In her talk, Dr Viola Priesemann (Max Planck Institute for Dynamics and Self-Organization) shared her work exploring the quantification of spreading dynamics in the brain and how she reoriented her research during the pandemic to build upon the test-trace-and-isolate approach for containing outbreaks.
Ali Haydaroglu, PhD student, had a chance to speak with Dr Priesemann as part of a new student engagement portion of the symposium this year. “We tried out a new idea to get students to engage with the speakers where a group of 4 students tried to come up with a collaboration idea with the speaker after their talk. The speaker I was talking to, Viola, said she enjoyed the engagement, and it seemed like the students also enjoyed the opportunity to talk to her.”
Dr Adrienne Fairhall (University of Washington) discussed her work on how the nerve net of the hydra gives rise to complex behaviours. Thanks to recent genetic lines, its transparent body, and newly characterised cell types, the hydra offered a unique avenue for Dr Fairhall and her colleagues to explore how individual neurons drive behaviour via biomechanics of its epithelial network.
Liang introduced Dr Adrienne Fairhall, right, who discussed how her team analyses the hydra’s movement to understand its neural mechanisms.
Learning from the art world
Dr Ivar Hagendoorn joined the conversation from his vantage point as a researcher and artist to create complex choreography and explore algorithmic complexity as an aesthetic value. He invited the audience to analyse the movements of individual dancers in a series of videos to understand how they can communicate and create intricate patterns during a performance.
“I am very happy with the introduction of artists in the symposium. It really gave a different perspective on the subject,” shared Clementine Domine, GCNU PhD student.
SWC PhD student Nicole Vissers, left, introduced Lonneke Gordijn, right, who shared a snapshot from her studio.
Lonneke Gordijn of Studio DRIFT captivated the audience with her team’s approach to learning from the complexity of nature for creating exhibits and kinetic installations that inspire awe and curiosity. Particularly of note was a video she shared of a swarm of drones that lit up the night sky during collective flight.
“Getting insight into how science can be used in other disciplines, such as dance and art, created an additional perspective to the topics that were discussed,” remarked Nicole Vissers, PhD student in the Hofer lab at SWC. “It is great to see such a variety of science and scientists work together, trying to understand and curiously question aspects of each other’s research.”

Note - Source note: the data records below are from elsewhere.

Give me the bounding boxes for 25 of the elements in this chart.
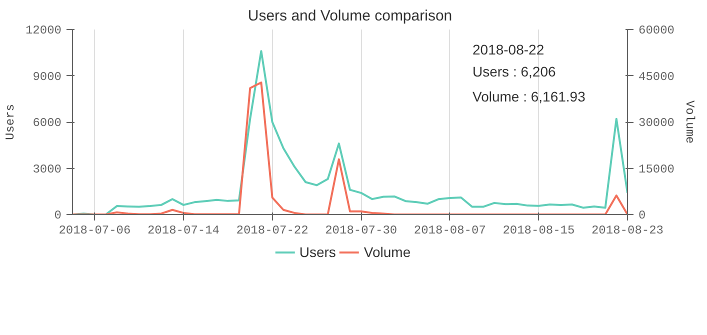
x-tick-label: 2018-07-30 xyxy=(325,224,398,238)
y2-axis-title: Volume xyxy=(682,100,697,144)
y2-tick-label: 15000 xyxy=(638,162,675,176)
y-tick-label: 3000 xyxy=(32,162,62,176)
x-tick-label: 2018-08-15 xyxy=(502,224,575,238)
chart-title: Users and Volume comparison xyxy=(248,8,452,24)
x-tick-label: 2018-07-22 xyxy=(236,224,308,238)
x-tick-label: 2018-07-14 xyxy=(147,224,220,238)
y-axis-title: Users xyxy=(3,104,18,140)
legend-label: Users xyxy=(299,244,336,260)
annotation: Users : 6,206 xyxy=(472,64,556,80)
x-tick-label: 2018-07-06 xyxy=(58,224,131,238)
x-tick-label: 2018-08-07 xyxy=(414,224,486,238)
annotation: 2018-08-22 xyxy=(472,42,544,58)
y2-tick-label: 30000 xyxy=(638,116,675,130)
y2-tick-label: 0 xyxy=(638,208,646,222)
y-tick-label: 6000 xyxy=(32,116,62,130)
annotation: Volume : 6,161.93 xyxy=(472,88,586,104)
legend-label: Volume xyxy=(364,244,411,260)
y2-tick-label: 45000 xyxy=(638,70,675,84)
y-tick-label: 12000 xyxy=(25,24,62,38)
x-tick-label: 2018-08-23 xyxy=(591,224,664,238)
y-tick-label: 9000 xyxy=(32,70,62,84)
y2-tick-label: 60000 xyxy=(638,24,675,38)
y-tick-label: 0 xyxy=(54,208,62,222)
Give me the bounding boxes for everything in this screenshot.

Seeds planted for future collaborations
“I really enjoyed working in the symposium organising committee and was very happy with how the symposium went. I especially liked how the speakers’ backgrounds all centred on aspects of collective behaviours, but spanned many different disciplines and perspectives,” said SWC PhD student Nicole Maug. “From holographic zebrafish in Iain Couzin's matrix, to Justin Werfel's collective construction with robots and themes of complexity in choreography in Ivar Hagendoorn's work, there was a lot of variety. This also made the student engagement sessions especially fun to watch in the evening. I’m overall very happy that all the organisational work paid off and the day came together so well!”